Ne’ appare dubitabile che la destinazione delle 20 cosce di suino fosse la vendita, trattandosi di un numero oggettivamente non compatibile con l’affermazione difensiva di un consumo personale, fermo restando che l’imputato, rimanendo legittimamente assente nel processo, ha rinunciato a fornire una versione alternativa rispetto alle risultanze investigative delineatesi a suo carico, per cui quella del consumo personale degli alimenti o della destinazione allo smaltimento sono rimaste mere ipotesi, evocate nel ricorso senza alcun conforto probatorio. Parimenti immune da censure e’ la valutazione relativa all’esistenza del requisito del “cattivo stato di conservazione”, avuto riguardo alle modalita’ improvvisate con cui le cosce di suino sono state trasportate, non essendovi ne’ un sistema di refrigerazione, ne’ alcuna copertura tra i singoli pezzi trasportati, collocati in un ambiente certamente non adatto, dovendosi evidenziare che, come gia’ chiarito da questa Corte (Sez. 3, n. 40772 del 05/05/2015, Rv. 264990), ai fini della configurabilita’ della contravvenzione per cui si procede, e’ sufficiente che sia accertato che le concrete modalita’ di conservazione siano idonee a determinare il pericolo di un danno o di un deterioramento dell’alimento, senza che rilevi la produzione di un danno alla salute, essendo il reato volto ad assicurare che il prodotto giunga al consumo con le garanzie igieniche imposte dalla sua natura.
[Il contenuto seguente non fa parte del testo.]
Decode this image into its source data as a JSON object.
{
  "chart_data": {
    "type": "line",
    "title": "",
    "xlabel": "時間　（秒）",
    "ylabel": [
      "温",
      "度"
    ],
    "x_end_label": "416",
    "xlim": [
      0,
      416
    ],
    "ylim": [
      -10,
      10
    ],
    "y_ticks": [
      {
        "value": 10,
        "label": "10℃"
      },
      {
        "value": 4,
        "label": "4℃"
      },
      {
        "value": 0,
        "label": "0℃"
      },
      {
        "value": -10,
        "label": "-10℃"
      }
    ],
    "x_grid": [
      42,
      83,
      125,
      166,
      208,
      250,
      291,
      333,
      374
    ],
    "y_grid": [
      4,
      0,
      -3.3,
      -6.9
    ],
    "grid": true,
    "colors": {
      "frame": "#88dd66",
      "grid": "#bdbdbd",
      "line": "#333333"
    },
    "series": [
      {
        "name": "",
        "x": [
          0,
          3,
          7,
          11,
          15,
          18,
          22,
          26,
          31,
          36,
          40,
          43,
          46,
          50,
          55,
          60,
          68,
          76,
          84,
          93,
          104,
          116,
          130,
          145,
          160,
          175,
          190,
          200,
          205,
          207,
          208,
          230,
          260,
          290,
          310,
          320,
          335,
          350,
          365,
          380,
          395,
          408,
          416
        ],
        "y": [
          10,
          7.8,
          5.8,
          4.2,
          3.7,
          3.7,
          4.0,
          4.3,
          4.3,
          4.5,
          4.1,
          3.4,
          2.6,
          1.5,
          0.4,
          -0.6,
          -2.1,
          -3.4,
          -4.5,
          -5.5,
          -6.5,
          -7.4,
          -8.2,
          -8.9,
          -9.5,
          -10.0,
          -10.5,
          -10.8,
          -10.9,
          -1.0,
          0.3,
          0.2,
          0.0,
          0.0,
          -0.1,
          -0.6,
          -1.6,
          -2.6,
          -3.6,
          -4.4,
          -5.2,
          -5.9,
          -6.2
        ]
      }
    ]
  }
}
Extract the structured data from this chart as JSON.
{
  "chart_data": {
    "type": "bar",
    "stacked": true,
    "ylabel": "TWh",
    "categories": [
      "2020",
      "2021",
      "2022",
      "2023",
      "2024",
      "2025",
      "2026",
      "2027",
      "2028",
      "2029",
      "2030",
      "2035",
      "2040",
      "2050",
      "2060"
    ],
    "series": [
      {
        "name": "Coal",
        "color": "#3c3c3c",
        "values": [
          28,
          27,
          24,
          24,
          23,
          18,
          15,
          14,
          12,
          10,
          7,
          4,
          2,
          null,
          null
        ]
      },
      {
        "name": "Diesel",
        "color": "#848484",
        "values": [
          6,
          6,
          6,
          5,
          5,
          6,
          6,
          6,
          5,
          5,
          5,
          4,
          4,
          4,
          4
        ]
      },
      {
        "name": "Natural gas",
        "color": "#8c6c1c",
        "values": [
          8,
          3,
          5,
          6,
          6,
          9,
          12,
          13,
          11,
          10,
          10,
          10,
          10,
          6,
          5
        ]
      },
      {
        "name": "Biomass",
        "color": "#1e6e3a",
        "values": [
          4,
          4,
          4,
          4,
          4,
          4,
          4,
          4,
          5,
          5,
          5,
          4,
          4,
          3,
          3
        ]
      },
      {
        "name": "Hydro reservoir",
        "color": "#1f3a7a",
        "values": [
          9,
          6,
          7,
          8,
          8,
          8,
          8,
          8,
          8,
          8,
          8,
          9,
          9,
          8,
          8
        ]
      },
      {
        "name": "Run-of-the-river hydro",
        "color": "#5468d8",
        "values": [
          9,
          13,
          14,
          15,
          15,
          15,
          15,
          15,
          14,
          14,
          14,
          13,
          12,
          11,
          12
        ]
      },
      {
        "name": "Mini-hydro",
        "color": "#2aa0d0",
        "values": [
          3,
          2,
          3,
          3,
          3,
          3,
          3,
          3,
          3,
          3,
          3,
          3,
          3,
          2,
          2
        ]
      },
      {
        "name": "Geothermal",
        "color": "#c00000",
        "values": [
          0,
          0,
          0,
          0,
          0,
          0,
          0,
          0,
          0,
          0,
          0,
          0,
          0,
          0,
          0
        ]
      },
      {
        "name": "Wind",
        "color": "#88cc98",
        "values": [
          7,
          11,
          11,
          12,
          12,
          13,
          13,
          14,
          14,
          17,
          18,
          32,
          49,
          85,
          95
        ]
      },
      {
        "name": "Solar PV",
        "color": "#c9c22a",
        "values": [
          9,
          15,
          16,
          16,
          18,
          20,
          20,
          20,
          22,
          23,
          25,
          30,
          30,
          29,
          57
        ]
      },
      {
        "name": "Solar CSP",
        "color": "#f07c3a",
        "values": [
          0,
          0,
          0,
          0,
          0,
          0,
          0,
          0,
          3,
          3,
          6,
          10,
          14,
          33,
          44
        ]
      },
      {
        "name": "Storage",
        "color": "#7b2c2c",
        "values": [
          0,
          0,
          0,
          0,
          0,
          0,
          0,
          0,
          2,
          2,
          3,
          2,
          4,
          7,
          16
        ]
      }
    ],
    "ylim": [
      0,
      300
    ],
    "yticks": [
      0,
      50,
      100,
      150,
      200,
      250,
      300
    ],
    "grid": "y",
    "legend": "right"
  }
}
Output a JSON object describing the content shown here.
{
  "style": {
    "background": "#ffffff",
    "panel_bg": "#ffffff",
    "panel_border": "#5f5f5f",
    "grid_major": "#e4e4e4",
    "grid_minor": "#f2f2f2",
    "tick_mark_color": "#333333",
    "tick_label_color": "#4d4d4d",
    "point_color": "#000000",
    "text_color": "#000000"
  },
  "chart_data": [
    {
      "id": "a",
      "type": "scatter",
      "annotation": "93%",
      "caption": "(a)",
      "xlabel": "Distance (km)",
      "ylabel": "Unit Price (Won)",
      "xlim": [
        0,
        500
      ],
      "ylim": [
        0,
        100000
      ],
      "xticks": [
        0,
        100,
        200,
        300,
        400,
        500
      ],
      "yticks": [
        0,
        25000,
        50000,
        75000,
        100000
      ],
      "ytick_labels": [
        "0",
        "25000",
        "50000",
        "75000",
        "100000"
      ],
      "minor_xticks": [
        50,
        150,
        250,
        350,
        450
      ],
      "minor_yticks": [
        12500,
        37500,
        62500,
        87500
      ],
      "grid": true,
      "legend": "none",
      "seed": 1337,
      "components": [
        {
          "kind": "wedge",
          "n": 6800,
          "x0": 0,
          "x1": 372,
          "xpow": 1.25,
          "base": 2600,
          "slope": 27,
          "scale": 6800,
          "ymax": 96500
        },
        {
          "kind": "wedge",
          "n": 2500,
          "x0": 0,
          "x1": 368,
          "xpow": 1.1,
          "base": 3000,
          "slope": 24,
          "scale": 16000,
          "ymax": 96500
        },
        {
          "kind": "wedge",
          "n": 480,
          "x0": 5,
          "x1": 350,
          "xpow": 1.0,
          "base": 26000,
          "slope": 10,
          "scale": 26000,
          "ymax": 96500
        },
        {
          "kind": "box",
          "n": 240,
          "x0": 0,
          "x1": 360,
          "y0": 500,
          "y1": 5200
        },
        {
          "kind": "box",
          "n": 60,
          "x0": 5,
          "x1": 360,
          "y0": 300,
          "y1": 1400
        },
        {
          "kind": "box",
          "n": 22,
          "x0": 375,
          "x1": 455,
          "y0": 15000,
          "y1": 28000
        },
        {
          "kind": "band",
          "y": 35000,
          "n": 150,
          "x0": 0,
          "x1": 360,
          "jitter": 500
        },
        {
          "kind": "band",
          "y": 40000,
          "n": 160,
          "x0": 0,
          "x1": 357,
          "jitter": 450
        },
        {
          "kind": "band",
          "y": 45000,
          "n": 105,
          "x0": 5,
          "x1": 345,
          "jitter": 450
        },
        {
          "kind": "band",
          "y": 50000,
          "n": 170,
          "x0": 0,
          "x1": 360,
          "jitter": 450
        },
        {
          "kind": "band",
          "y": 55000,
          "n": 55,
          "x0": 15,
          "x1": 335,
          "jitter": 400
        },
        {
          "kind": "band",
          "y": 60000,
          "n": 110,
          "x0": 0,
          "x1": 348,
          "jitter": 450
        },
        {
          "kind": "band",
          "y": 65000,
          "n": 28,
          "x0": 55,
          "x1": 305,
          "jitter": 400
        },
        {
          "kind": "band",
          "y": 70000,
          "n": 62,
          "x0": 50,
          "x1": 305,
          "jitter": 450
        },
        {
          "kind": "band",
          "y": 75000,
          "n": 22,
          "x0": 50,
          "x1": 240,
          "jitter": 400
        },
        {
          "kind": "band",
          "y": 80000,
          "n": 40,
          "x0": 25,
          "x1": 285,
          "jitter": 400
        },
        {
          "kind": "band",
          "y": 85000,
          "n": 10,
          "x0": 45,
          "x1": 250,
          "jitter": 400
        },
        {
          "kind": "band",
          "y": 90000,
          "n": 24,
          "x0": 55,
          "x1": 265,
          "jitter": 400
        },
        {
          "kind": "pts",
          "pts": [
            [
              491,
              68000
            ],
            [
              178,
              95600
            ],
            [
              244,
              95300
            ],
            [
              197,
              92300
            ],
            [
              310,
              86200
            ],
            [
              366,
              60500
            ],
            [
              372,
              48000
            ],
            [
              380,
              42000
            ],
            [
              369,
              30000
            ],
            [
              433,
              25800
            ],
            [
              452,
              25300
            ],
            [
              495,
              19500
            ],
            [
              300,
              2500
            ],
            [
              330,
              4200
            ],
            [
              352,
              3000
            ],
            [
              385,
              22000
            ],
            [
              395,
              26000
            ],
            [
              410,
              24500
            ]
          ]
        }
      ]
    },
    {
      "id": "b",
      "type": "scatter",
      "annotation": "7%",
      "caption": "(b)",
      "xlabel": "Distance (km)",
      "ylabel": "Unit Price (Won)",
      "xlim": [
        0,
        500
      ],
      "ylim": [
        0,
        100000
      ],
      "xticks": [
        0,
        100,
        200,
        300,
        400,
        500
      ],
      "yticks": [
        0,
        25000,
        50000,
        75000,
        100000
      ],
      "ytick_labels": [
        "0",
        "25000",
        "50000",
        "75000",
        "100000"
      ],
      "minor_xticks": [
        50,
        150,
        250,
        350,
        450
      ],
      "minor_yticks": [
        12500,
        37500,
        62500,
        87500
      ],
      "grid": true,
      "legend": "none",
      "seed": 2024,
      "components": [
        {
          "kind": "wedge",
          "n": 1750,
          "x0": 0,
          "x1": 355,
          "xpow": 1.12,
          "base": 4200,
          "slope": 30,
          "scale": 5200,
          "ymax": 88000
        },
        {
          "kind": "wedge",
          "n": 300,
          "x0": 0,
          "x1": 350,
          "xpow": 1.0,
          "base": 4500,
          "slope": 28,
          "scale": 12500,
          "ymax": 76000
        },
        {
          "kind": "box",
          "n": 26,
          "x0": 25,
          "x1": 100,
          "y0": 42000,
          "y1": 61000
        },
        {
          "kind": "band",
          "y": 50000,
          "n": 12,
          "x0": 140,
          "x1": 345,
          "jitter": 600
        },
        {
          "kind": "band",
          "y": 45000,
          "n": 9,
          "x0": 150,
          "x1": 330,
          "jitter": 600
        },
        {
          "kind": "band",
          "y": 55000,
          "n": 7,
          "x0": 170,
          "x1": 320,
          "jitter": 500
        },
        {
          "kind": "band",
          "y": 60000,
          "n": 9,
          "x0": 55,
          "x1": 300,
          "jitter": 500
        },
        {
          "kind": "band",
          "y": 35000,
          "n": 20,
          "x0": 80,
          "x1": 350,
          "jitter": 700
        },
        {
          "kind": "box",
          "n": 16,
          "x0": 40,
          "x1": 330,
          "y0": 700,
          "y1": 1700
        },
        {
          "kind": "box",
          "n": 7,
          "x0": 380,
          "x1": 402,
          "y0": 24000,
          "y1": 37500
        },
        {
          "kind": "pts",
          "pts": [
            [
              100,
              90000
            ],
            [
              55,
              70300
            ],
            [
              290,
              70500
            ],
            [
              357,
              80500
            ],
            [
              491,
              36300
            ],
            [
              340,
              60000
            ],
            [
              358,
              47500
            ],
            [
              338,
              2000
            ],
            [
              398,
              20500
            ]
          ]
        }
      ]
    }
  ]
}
Il giudizio sulla sussistenza del reato e sulla sua ascrivibilita’ all’odierno ricorrente, in quanto scaturito da una disamina adeguata delle fonti probatorie acquisite e sorretto da argomentazioni razionali, non presta dunque il fianco alle censure difensive, che invero risultano formulate in termini meramente assertivi, scontando peraltro il ricorso palesi limiti di autosufficienza nel richiamo alle deposizioni dei testi (OMISSIS) e (OMISSIS) che si assumono non correttamente intese dal Tribunale, mentre del tutto generica e’ rimasta l’ulteriore affermazione difensiva secondo cui l’istruttoria dibattimentale si sarebbe rivelata incompleta.
3. In conclusione, alla stregua delle considerazioni svolte, il ricorso deve essere dichiarato inammissibile, con conseguente onere per il ricorrente, ai sensi dell’articolo 616 c.p.p., di sostenere le spese del procedimento.
Tenuto conto infine della sentenza della Corte costituzionale n. 186 del 13 giugno 2000, e considerato che non vi e’ ragione di ritenere che il ricorso sia stato presentato senza “versare in colpa nella determinazione della causa di inammissibilita’”, si dispone che il ricorrente versi la somma, determinata in via equitativa, di Euro 2.000 in favore della Cassa delle Ammende.
P.Q.M.
Dichiara inammissibile il ricorso e condanna il ricorrente al pagamento delle spese processuali e della somma di Euro duemila in favore della Cassa delle Ammende.